Small suppliers are more likely to put more resources into their relationships with big supermarkets if they feel fairly treated by the retailers, according to the University of East Anglia (UEA).
The research explored the concept of relational justice, specifically how small-scale food and drink producers perceive their treatment by ‘key customers’ – supermarkets, in this case – and the impact it has on their performance.
The research shows that the way supermarkets treat suppliers has a greater influence on the suppliers’ performance that their status as a ‘key customer’. It also found that suppliers do not look more favourably on poor treatment with supermarkets they have worked with over a long period of time. UEA says that suppliers form their perceptions of fairness soon after a relationship begins, so supermarkets should look to establish a positive working relationship from the outset to ensure high performance.
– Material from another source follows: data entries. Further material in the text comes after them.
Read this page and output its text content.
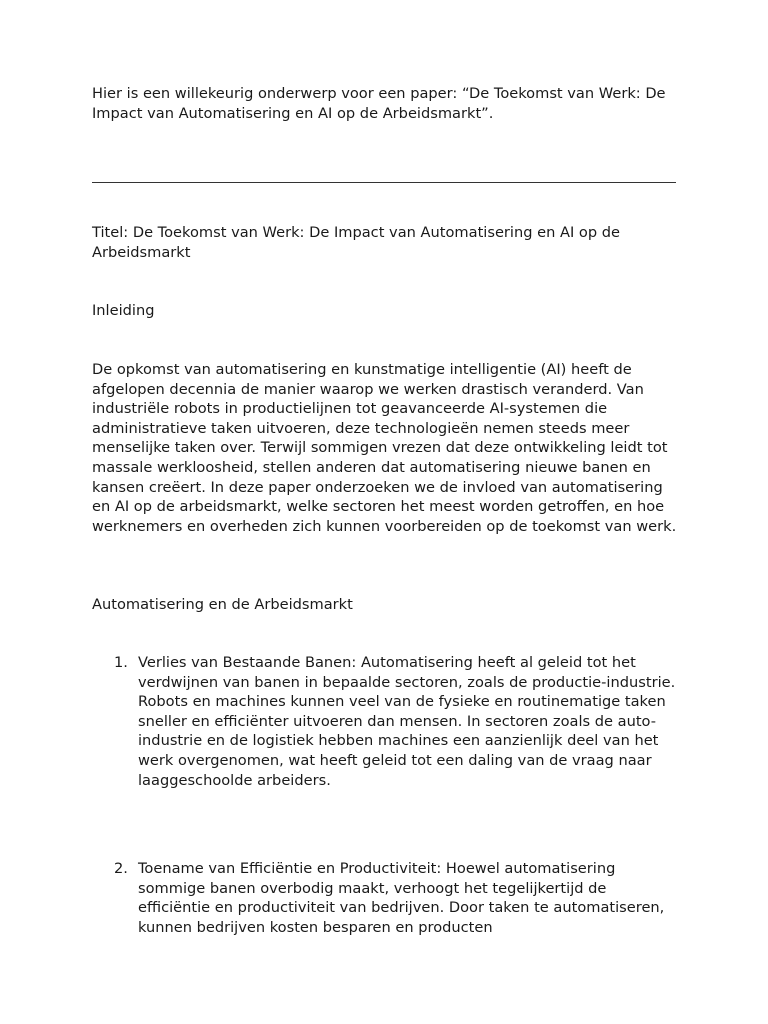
Hier is een willekeurig onderwerp voor een paper: “De Toekomst van Werk: De Impact van Automatisering en AI op de Arbeidsmarkt”.

Titel: De Toekomst van Werk: De Impact van Automatisering en AI op de Arbeidsmarkt

Inleiding

De opkomst van automatisering en kunstmatige intelligentie (AI) heeft de afgelopen decennia de manier waarop we werken drastisch veranderd. Van industriële robots in productielijnen tot geavanceerde AI-systemen die administratieve taken uitvoeren, deze technologieën nemen steeds meer menselijke taken over. Terwijl sommigen vrezen dat deze ontwikkeling leidt tot massale werkloosheid, stellen anderen dat automatisering nieuwe banen en kansen creëert. In deze paper onderzoeken we de invloed van automatisering en AI op de arbeidsmarkt, welke sectoren het meest worden getroffen, en hoe werknemers en overheden zich kunnen voorbereiden op de toekomst van werk.

Automatisering en de Arbeidsmarkt

1. Verlies van Bestaande Banen: Automatisering heeft al geleid tot het verdwijnen van banen in bepaalde sectoren, zoals de productie-industrie. Robots en machines kunnen veel van de fysieke en routinematige taken sneller en efficiënter uitvoeren dan mensen. In sectoren zoals de auto-industrie en de logistiek hebben machines een aanzienlijk deel van het werk overgenomen, wat heeft geleid tot een daling van de vraag naar laaggeschoolde arbeiders.
2. Toename van Efficiëntie en Productiviteit: Hoewel automatisering sommige banen overbodig maakt, verhoogt het tegelijkertijd de efficiëntie en productiviteit van bedrijven. Door taken te automatiseren, kunnen bedrijven kosten besparen en producten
Dr Ricardo Santana, from UEA’s Norwich Business School, said: “Positive and negative exchanges can have unexpected consequences that ultimately determine the health of a relationship and resulting performance outcomes.
“Managing the buyer-supplier relationship is, therefore, a challenging social task that involves tackling behavioural issues and power dynamics between the buyer and the supplier.
“Larger retailers should design strategies to enhance necessary elements of relational justice and should empower and encourage buyers and category managers to foster social elements, for example, by offering the supplier the opportunity to provide input on decision that affect the relationship, and fairly rewarding the suppliers who invest in the relationship by meeting standards and deadlines.
“Such strategies can help weaker suppliers feel that their voices are heard, concerns are addressed in the relationships, and their account managers are treated with dignity, courtesy and respect.”
Larger customers can establish commitment from suppliers at an early stage in their relationships, by respecting the principles of relational justice in their dealings with suppliers. The authors say such principles can be easily incorporated into personal development plans of retail buyers, and their adherence easily measured through supplier assessments.